Tecnologias emergentes que se desenvolvem rapidamente sempre trouxeram pânico existencial sobre o futuro da humanidade. No início do século 19, a obra Frankenstein, de Mary Shelley, retratou o incrível potencial da eletricidade de reanimar a vida. No século 20, os gêneros de ficção científica e fantasia representaram o suposto futuro de tecnologias nucleares e invasões alienígenas. De acordo com Vallor, a inquietação com a inteligência artificial (IA) resulta não de uma ameaça real, externa, mas de uma vinda dos próprios seres humanos e de suas escolhas. “A IA não nos ameaça como um futuro sucessor da humanidade. Ela não é um inimigo externo invadindo nosso território. Ela é uma ameaça de dentro para fora.”

Na verdade, o perigo não vem da tecnologia, mas de quem a projeta. A IA se baseia “nos valores das sociedades pós-industriais ricas que as criaram”. Por isso, ela se apresenta como “um espelho de nós mesmos, não como deveríamos ser ou poderíamos ser, mas como somos e temos sido há muito tempo”, ela explica. Os algoritmos da tecnologia automatizada são formados por padrões humanos de preconceitos e intolerância que levaram a falhas bem conhecidas da IA. A ferramenta de recrutamento interno da Amazon, por exemplo, que utilizava aprendizado de máquina para avaliar o currículo dos candidatos com a intenção de eliminar o preconceito no processo de contratação, foi descartada em 2018 por que desvalorizava candidaturas femininas. Um estudo de 2016 da ProPublica mostrou que uma ferramenta algorítmica para facilitar a orientação dos tribunais em decisões de fiança e condenação indicava quase duas vezes mais resultados falsos positivos de reincidência para réus negros do que para réus brancos.

A principal constatação de Vallor é que a maior ameaça da IA à humanidade é sua capacidade de nos fazer esquecer nossa humanidade real – nossa autonomia, nossa criatividade, nossa capacidade de cuidar. Isso ocorre por ser “totalmente construída a partir de dados amalgamados do passado da humanidade e se basear em algoritmos otimizados para reproduzir padrões inviáveis do passado com a chancela da matemática”.

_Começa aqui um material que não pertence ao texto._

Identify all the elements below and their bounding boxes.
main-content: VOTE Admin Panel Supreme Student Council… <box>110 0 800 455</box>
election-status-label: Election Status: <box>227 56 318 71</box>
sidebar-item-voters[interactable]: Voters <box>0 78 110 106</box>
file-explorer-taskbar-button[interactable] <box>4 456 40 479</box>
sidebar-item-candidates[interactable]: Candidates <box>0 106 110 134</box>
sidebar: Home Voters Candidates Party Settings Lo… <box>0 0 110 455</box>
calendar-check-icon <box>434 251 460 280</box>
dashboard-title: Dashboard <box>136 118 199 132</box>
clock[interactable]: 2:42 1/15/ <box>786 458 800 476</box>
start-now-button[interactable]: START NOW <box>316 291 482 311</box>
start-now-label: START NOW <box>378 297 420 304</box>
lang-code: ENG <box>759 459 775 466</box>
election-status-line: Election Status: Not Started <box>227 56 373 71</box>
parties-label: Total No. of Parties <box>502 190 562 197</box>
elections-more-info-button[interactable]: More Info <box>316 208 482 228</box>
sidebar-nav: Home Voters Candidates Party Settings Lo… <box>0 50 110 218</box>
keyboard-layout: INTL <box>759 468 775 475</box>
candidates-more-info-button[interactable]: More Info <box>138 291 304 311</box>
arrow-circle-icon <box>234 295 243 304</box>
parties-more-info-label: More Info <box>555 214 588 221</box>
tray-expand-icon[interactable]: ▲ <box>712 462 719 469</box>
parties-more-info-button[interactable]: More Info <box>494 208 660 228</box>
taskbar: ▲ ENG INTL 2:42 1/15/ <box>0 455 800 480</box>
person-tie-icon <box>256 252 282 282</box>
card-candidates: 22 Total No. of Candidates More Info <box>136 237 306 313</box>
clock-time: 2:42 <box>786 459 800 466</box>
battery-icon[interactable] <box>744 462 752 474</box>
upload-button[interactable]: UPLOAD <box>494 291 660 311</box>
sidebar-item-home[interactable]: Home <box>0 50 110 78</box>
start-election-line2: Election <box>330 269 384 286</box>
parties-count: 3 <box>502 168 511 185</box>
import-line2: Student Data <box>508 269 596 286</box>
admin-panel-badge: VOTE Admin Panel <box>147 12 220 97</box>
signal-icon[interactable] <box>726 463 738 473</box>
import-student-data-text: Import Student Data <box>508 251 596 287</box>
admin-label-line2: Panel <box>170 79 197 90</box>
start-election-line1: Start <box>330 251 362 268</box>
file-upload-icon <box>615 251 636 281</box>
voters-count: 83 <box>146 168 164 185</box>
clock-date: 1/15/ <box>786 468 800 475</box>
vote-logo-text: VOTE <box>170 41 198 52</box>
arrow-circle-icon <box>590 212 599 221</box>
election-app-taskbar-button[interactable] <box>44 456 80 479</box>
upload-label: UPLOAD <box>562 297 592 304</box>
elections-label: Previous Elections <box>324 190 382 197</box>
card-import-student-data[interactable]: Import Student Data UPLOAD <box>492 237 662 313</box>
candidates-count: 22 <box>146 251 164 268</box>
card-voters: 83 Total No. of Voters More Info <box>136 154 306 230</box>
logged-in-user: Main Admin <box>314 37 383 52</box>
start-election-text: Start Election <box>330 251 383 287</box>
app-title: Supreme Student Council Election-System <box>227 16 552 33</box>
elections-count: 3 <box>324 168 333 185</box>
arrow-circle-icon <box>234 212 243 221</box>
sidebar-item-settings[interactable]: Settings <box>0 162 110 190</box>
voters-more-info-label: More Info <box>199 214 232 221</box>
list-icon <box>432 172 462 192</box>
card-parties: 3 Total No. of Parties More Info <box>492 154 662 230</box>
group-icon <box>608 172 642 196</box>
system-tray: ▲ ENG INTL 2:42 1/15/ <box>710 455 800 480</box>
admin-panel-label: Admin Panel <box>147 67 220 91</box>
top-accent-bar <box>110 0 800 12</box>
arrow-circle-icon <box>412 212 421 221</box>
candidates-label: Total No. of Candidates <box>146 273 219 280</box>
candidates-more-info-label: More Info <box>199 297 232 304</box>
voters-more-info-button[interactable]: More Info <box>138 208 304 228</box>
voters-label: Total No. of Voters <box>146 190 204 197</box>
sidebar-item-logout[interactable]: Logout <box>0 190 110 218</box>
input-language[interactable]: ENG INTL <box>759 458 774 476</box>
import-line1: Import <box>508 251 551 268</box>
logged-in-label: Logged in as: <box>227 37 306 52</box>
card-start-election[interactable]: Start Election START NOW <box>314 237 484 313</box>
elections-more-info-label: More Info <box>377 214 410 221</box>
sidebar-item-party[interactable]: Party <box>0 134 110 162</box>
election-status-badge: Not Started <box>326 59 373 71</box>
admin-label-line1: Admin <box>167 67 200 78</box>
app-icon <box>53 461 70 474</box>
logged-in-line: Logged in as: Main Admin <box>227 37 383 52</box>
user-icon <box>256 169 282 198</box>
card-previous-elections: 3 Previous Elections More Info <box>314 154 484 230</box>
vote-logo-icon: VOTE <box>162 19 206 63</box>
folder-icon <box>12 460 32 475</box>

Para ilustrar seu argumento, ela evoca o mito de Narciso, um belo jovem que se encantou com a imagem refletida ao se curvar sobre um espelho d’água. Apaixonado pelo que viu, acabou morrendo de fome ao esperar que o reflexo emergisse da água. “Nossa dependência desses espelhos para o autoconhecimento pode nos manter aprisionados como Narciso, incapazes de seguir adiante e deixar para trás o que o espelho mostra”, escreve ela. “No exato momento em que a aceleração das mudanças climáticas, do colapso da biodiversidade e da instabilidade política global nos estimula a inventar formas novas e mais inteligentes de viver em sociedade, a IA nos mantém paralisados, fascinados por infinitas permutações de um passado refletido que somente a magia do marketing pode camuflar como o futuro.”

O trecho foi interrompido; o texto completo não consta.